The documentary genre is a combination of capturing a slice of life, and manipulating it to be aesthetically pleasing as a presentation of its subject. Fiction is not too different; it captures a subject, and seeks to present it in a captivating way too. What makes documentary and fiction different, however, is fiction’s creation of a fabricated subject. Even documentary with a strong political agenda concerns itself with tangible subject matter as it exists in the non-fiction world.
Some other elements are exclusive to documentary film. The capturing of the subject, either with audio recording, video capturing, or photography, is different than the invention of fictional subject. Since documentary does not require the creation of a fictional subject, creativity is expressed in visual angling, audio filters, clipping and editing, and countless other techniques. In fiction, creativity can be applied to style and form as well as character traits and clothes. The palette for expression is quite different from one to the other.
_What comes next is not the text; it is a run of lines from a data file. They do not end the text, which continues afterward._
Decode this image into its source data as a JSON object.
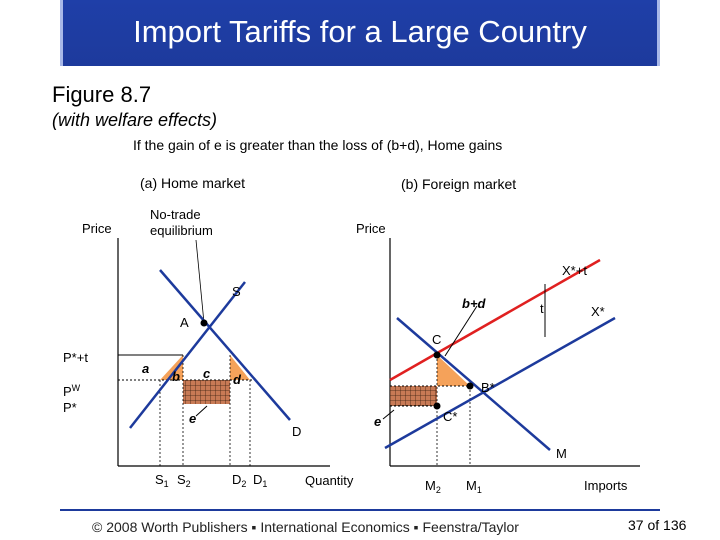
{
  "title": "Import Tariffs for a Large Country",
  "figure_label": "Figure 8.7",
  "figure_subtitle": "(with welfare effects)",
  "note": "If the gain of e is greater than the loss of (b+d), Home gains",
  "panel_a": {
    "heading": "(a) Home market",
    "price_label": "Price",
    "no_trade_label_1": "No-trade",
    "no_trade_label_2": "equilibrium",
    "supply_label": "S",
    "demand_label": "D",
    "point_a_label": "A",
    "price_tariff_label": "P*+t",
    "price_world_label": "P",
    "price_world_sup": "W",
    "price_foreign_label": "P*",
    "area_a": "a",
    "area_b": "b",
    "area_c": "c",
    "area_d": "d",
    "area_e": "e",
    "x_s1": "S",
    "x_s1_sub": "1",
    "x_s2": "S",
    "x_s2_sub": "2",
    "x_d2": "D",
    "x_d2_sub": "2",
    "x_d1": "D",
    "x_d1_sub": "1",
    "quantity_label": "Quantity"
  },
  "panel_b": {
    "heading": "(b) Foreign market",
    "price_label": "Price",
    "xt_label": "X*+t",
    "x_label": "X*",
    "t_label": "t",
    "bd_label": "b+d",
    "point_c_label": "C",
    "point_bstar_label": "B*",
    "point_cstar_label": "C*",
    "area_e": "e",
    "m_label": "M",
    "x_m2": "M",
    "x_m2_sub": "2",
    "x_m1": "M",
    "x_m1_sub": "1",
    "imports_label": "Imports"
  },
  "footer": "© 2008 Worth Publishers ▪ International Economics ▪ Feenstra/Taylor",
  "page_number": "37 of 136",
  "colors": {
    "title_bar": "#1d3a9c",
    "curve": "#1d3a9c",
    "tariff_line": "#e02020",
    "triangle_fill": "#f5a25a",
    "rect_fill": "#c87a55"
  }
}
My definition of documentary would not allow Parks and Recreation or Pirates of the Caribbean to be classified as documentary features or programs. The television program seeks to emulate the format, but it has created its characters, and it has created a fictional universe for them to inhabit. As such, it is more mockumentary than documentary. Similarly, although Pirates convincingly creates a romantic swashbuckling past, it is essentially an invented one.

Monday, March 5, 2012

Parataxis

Much of what I've learned from Walls' video short on authenticity and the New London Group's writings on Pedagogy is that at a very human level we have selective awareness. For this reason, agents such as advertisers or teachers can emphasize key important aspects of a specific theme. The ramifications this has on culture spans modern colonial history, as cultural, linguistic, or racial others were tokenized by what seemed to be defining characteristics of them, when in fact what was represented was a simplification or an exaggeration of some larger trait. In this way, "authentic" can lose its literal meaning, and instead it can be used as a symbol to introduce ideas that could be a selling point.
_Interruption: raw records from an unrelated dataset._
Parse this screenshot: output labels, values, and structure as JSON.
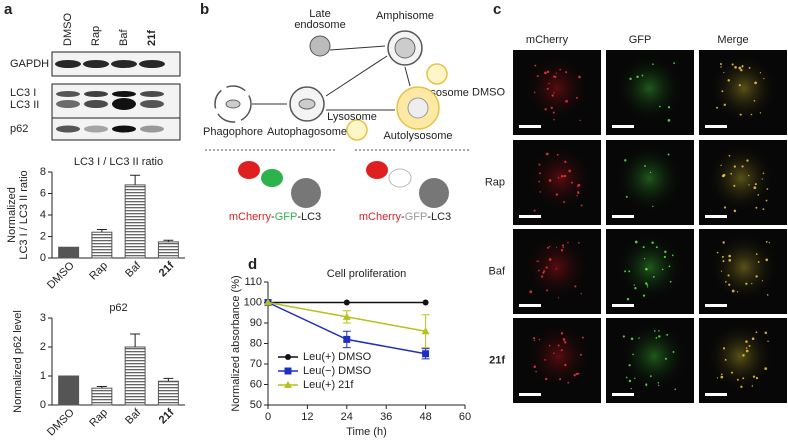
{
  "panel_labels": [
    "a",
    "b",
    "c",
    "d"
  ],
  "blot": {
    "lanes": [
      "DMSO",
      "Rap",
      "Baf",
      "21f"
    ],
    "rows": [
      "GAPDH",
      "LC3 I",
      "LC3 II",
      "p62"
    ]
  },
  "diagram": {
    "late_endosome": [
      "Late",
      "endosome"
    ],
    "amphisome": "Amphisome",
    "lysosome_top": "Lysosome",
    "lysosome_bottom": "Lysosome",
    "phagophore": "Phagophore",
    "autophagosome": "Autophagosome",
    "autolysosome": "Autolysosome",
    "reporters": [
      {
        "parts": [
          "mCherry",
          "-",
          "GFP",
          "-LC3"
        ],
        "colors": [
          "#e02020",
          "#222222",
          "#2db34a",
          "#222222"
        ]
      },
      {
        "parts": [
          "mCherry",
          "-",
          "GFP",
          "-LC3"
        ],
        "colors": [
          "#e02020",
          "#222222",
          "#999999",
          "#222222"
        ]
      }
    ]
  },
  "microscopy": {
    "columns": [
      "mCherry",
      "GFP",
      "Merge"
    ],
    "rows": [
      "DMSO",
      "Rap",
      "Baf",
      "21f"
    ]
  },
  "chart_data": [
    {
      "type": "bar",
      "title": "LC3 I / LC3 II ratio",
      "ylabel": [
        "Normalized",
        "LC3 I / LC3 II ratio"
      ],
      "categories": [
        "DMSO",
        "Rap",
        "Baf",
        "21f"
      ],
      "values": [
        1,
        2.4,
        6.8,
        1.5
      ],
      "errors": [
        0,
        0.25,
        0.9,
        0.15
      ],
      "color": "#555555",
      "ylim": [
        0,
        8
      ],
      "yticks": [
        0,
        2,
        4,
        6,
        8
      ]
    },
    {
      "type": "bar",
      "title": "p62",
      "ylabel": [
        "Normalized p62 level"
      ],
      "categories": [
        "DMSO",
        "Rap",
        "Baf",
        "21f"
      ],
      "values": [
        1,
        0.58,
        2.0,
        0.82
      ],
      "errors": [
        0,
        0.06,
        0.45,
        0.1
      ],
      "color": "#555555",
      "ylim": [
        0,
        3
      ],
      "yticks": [
        0,
        1,
        2,
        3
      ]
    },
    {
      "type": "line",
      "title": "Cell proliferation",
      "xlabel": "Time (h)",
      "ylabel": "Normalized absorbance (%)",
      "x": [
        0,
        24,
        48
      ],
      "xlim": [
        0,
        60
      ],
      "xticks": [
        0,
        12,
        24,
        36,
        48,
        60
      ],
      "ylim": [
        50,
        110
      ],
      "yticks": [
        50,
        60,
        70,
        80,
        90,
        100,
        110
      ],
      "legend": "lower left",
      "series": [
        {
          "name": "Leu(+) DMSO",
          "color": "#111111",
          "marker": "circle",
          "values": [
            100,
            100,
            100
          ],
          "errors": [
            0,
            0,
            0
          ]
        },
        {
          "name": "Leu(−) DMSO",
          "color": "#1f2fbf",
          "marker": "square",
          "values": [
            100,
            82,
            75
          ],
          "errors": [
            0,
            4,
            2.5
          ]
        },
        {
          "name": "Leu(+) 21f",
          "color": "#b5c21d",
          "marker": "triangle",
          "values": [
            100,
            93,
            86
          ],
          "errors": [
            0,
            3,
            8
          ]
        }
      ]
    }
  ]
}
This means that we are capable of understanding language in multiple ways, and that sometimes this can happen outside of our control or awareness. Our instinct to see a symbol and associate it with a concept proves that we are multilingual creatures, and that we communicate in ways besides our most obvious uses of language and body language. Our brains analyze, interpret, and offer our bodily selves a mash of things we can recognize, so conclusions are drawn instantly.
What we can do, despite what seems to be totally out of control, is work within intellectual thought processes to unpack what it is our brains are doing to us. We can realize that conclusions may be rashly made, and like Wells says, we can actively pair advertising words with products that don't agree, and see how the effect can be tonally dissonant. By feeling this reaction as instinctively "wrong" in the same way that authentic Mexican feels instinctively "right," we can understand the "authentic" provides a superficial satisfaction.